Mango, titolare del furgone rosticceria, è stato processato e condannato per non aver eseguito le adeguate operazioni di sicurezza sul mezzo, esploso a causa di un problema al sistema di collegamento con le bombole del gas. Accusato di omicidio colposo plurimo, incendio doloso e lesioni gravi, nel settembre dello scorso anno Mango è stato condannato in Appello a cinque anni e otto mesi di reclusione. Poi, assistito dagli avvocati Nicola Tria e Amerigo Ghirardi, ha presentato ricorso in Cassazione.

Ma la Suprema Corte ha rigettato quel ricorso, confermando la sentenza della IV sezione della Corte d’Appello di Bologna. A quel punto, come da prassi in questi casi, l’ufficio esecuzioni penale della Procura Generale della Corte di Appello bolognese ha emesso l’ordine di carcerazione per Mango, con l’atto trasmesso per l’esecuzione ai carabinieri di Sant’Ilario, il paese dove il 64enne risiede. I militari hanno raggiunto l’uomo, poi trasferito in carcere per espiare la pena. Dunque, il condannato si trova ora in cella, in attesa di ulteriori disposizioni di competenza dell’autorità giudiziaria.

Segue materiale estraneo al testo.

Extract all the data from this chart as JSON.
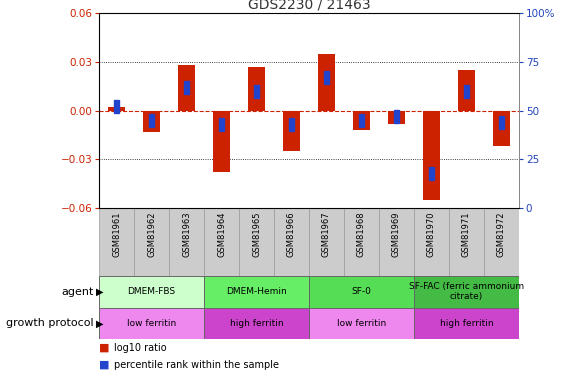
{
  "title": "GDS2230 / 21463",
  "samples": [
    "GSM81961",
    "GSM81962",
    "GSM81963",
    "GSM81964",
    "GSM81965",
    "GSM81966",
    "GSM81967",
    "GSM81968",
    "GSM81969",
    "GSM81970",
    "GSM81971",
    "GSM81972"
  ],
  "log10_ratio": [
    0.002,
    -0.013,
    0.028,
    -0.038,
    0.027,
    -0.025,
    0.035,
    -0.012,
    -0.008,
    -0.055,
    0.025,
    -0.022
  ],
  "percentile_rank": [
    52,
    45,
    62,
    43,
    60,
    43,
    67,
    45,
    47,
    18,
    60,
    44
  ],
  "ylim_left": [
    -0.06,
    0.06
  ],
  "yticks_left": [
    -0.06,
    -0.03,
    0,
    0.03,
    0.06
  ],
  "ylim_right": [
    0,
    100
  ],
  "yticks_right": [
    0,
    25,
    50,
    75,
    100
  ],
  "agent_groups": [
    {
      "label": "DMEM-FBS",
      "start": 0,
      "end": 3,
      "color": "#ccffcc"
    },
    {
      "label": "DMEM-Hemin",
      "start": 3,
      "end": 6,
      "color": "#66ee66"
    },
    {
      "label": "SF-0",
      "start": 6,
      "end": 9,
      "color": "#55dd55"
    },
    {
      "label": "SF-FAC (ferric ammonium\ncitrate)",
      "start": 9,
      "end": 12,
      "color": "#44bb44"
    }
  ],
  "protocol_groups": [
    {
      "label": "low ferritin",
      "start": 0,
      "end": 3,
      "color": "#ee88ee"
    },
    {
      "label": "high ferritin",
      "start": 3,
      "end": 6,
      "color": "#cc44cc"
    },
    {
      "label": "low ferritin",
      "start": 6,
      "end": 9,
      "color": "#ee88ee"
    },
    {
      "label": "high ferritin",
      "start": 9,
      "end": 12,
      "color": "#cc44cc"
    }
  ],
  "bar_color": "#cc2200",
  "blue_color": "#2244cc",
  "bar_width": 0.5,
  "left_axis_color": "#cc2200",
  "right_axis_color": "#2244bb",
  "sample_bg_color": "#cccccc",
  "zero_line_color": "#cc2200",
  "dot_line_color": "#000000"
}
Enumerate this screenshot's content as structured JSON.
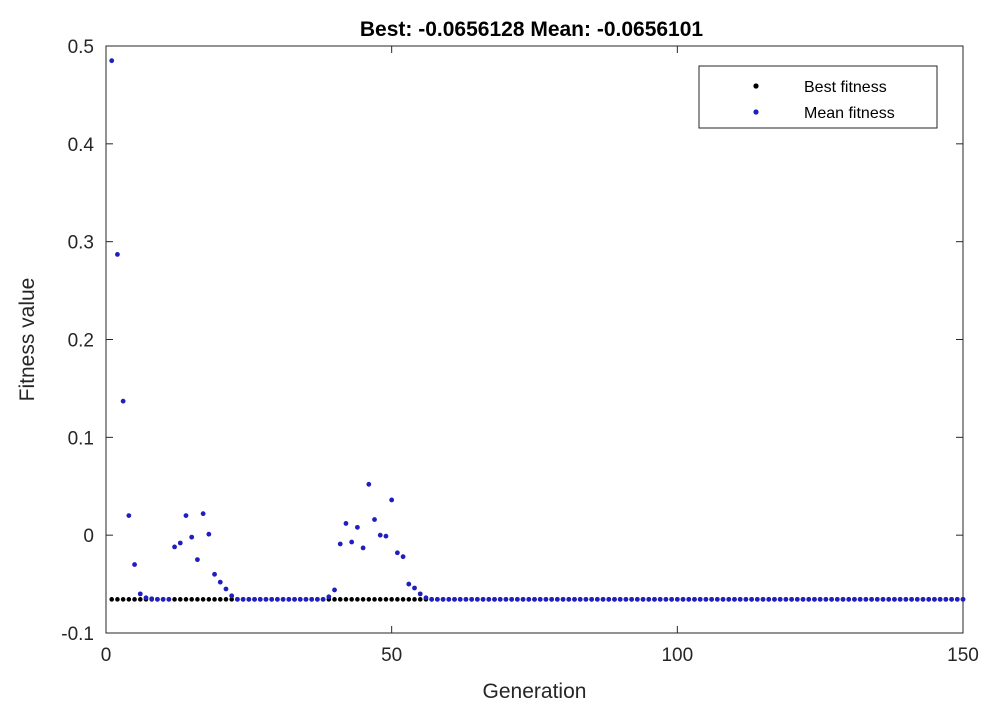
{
  "chart_data": {
    "type": "scatter",
    "title": "Best: -0.0656128 Mean: -0.0656101",
    "xlabel": "Generation",
    "ylabel": "Fitness value",
    "xlim": [
      0,
      150
    ],
    "ylim": [
      -0.1,
      0.5
    ],
    "xticks": [
      0,
      50,
      100,
      150
    ],
    "xtick_labels": [
      "0",
      "50",
      "100",
      "150"
    ],
    "yticks": [
      -0.1,
      0,
      0.1,
      0.2,
      0.3,
      0.4,
      0.5
    ],
    "ytick_labels": [
      "-0.1",
      "0",
      "0.1",
      "0.2",
      "0.3",
      "0.4",
      "0.5"
    ],
    "grid": false,
    "legend_position": "top-right",
    "series": [
      {
        "name": "Best fitness",
        "color": "#000000",
        "x_range": [
          1,
          150
        ],
        "constant_y": -0.0656
      },
      {
        "name": "Mean fitness",
        "color": "#1f1fbf",
        "points": [
          [
            1,
            0.485
          ],
          [
            2,
            0.287
          ],
          [
            3,
            0.137
          ],
          [
            4,
            0.02
          ],
          [
            5,
            -0.03
          ],
          [
            6,
            -0.06
          ],
          [
            7,
            -0.064
          ],
          [
            8,
            -0.065
          ],
          [
            9,
            -0.0656
          ],
          [
            10,
            -0.0656
          ],
          [
            12,
            -0.012
          ],
          [
            13,
            -0.008
          ],
          [
            14,
            0.02
          ],
          [
            15,
            -0.002
          ],
          [
            16,
            -0.025
          ],
          [
            17,
            0.022
          ],
          [
            18,
            0.001
          ],
          [
            19,
            -0.04
          ],
          [
            20,
            -0.048
          ],
          [
            21,
            -0.055
          ],
          [
            22,
            -0.062
          ],
          [
            23,
            -0.0656
          ],
          [
            39,
            -0.063
          ],
          [
            40,
            -0.056
          ],
          [
            41,
            -0.009
          ],
          [
            42,
            0.012
          ],
          [
            43,
            -0.007
          ],
          [
            44,
            0.008
          ],
          [
            45,
            -0.013
          ],
          [
            46,
            0.052
          ],
          [
            47,
            0.016
          ],
          [
            48,
            0.0
          ],
          [
            49,
            -0.001
          ],
          [
            50,
            0.036
          ],
          [
            51,
            -0.018
          ],
          [
            52,
            -0.022
          ],
          [
            53,
            -0.05
          ],
          [
            54,
            -0.054
          ],
          [
            55,
            -0.06
          ],
          [
            56,
            -0.064
          ],
          [
            57,
            -0.0656
          ]
        ],
        "baseline_y": -0.0656
      }
    ]
  }
}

A livello generale resta confermata la provvisionale, in tema di risarcimento, di sessantamila euro per i parenti più stretti delle tre vittime, oltre a cinquemila euro ciascuno per sei dei feriti nell’esplosione al mercato guastallese.

La difesa, nel ricorso in Cassazione, ha contestato le tesi finali della Procura generale, sollevando anche l’ipotesi di un errore nel calcolo della pena finale.

Ma la Suprema Corte non ha accolto le tesi difensive, rigettando il ricorso.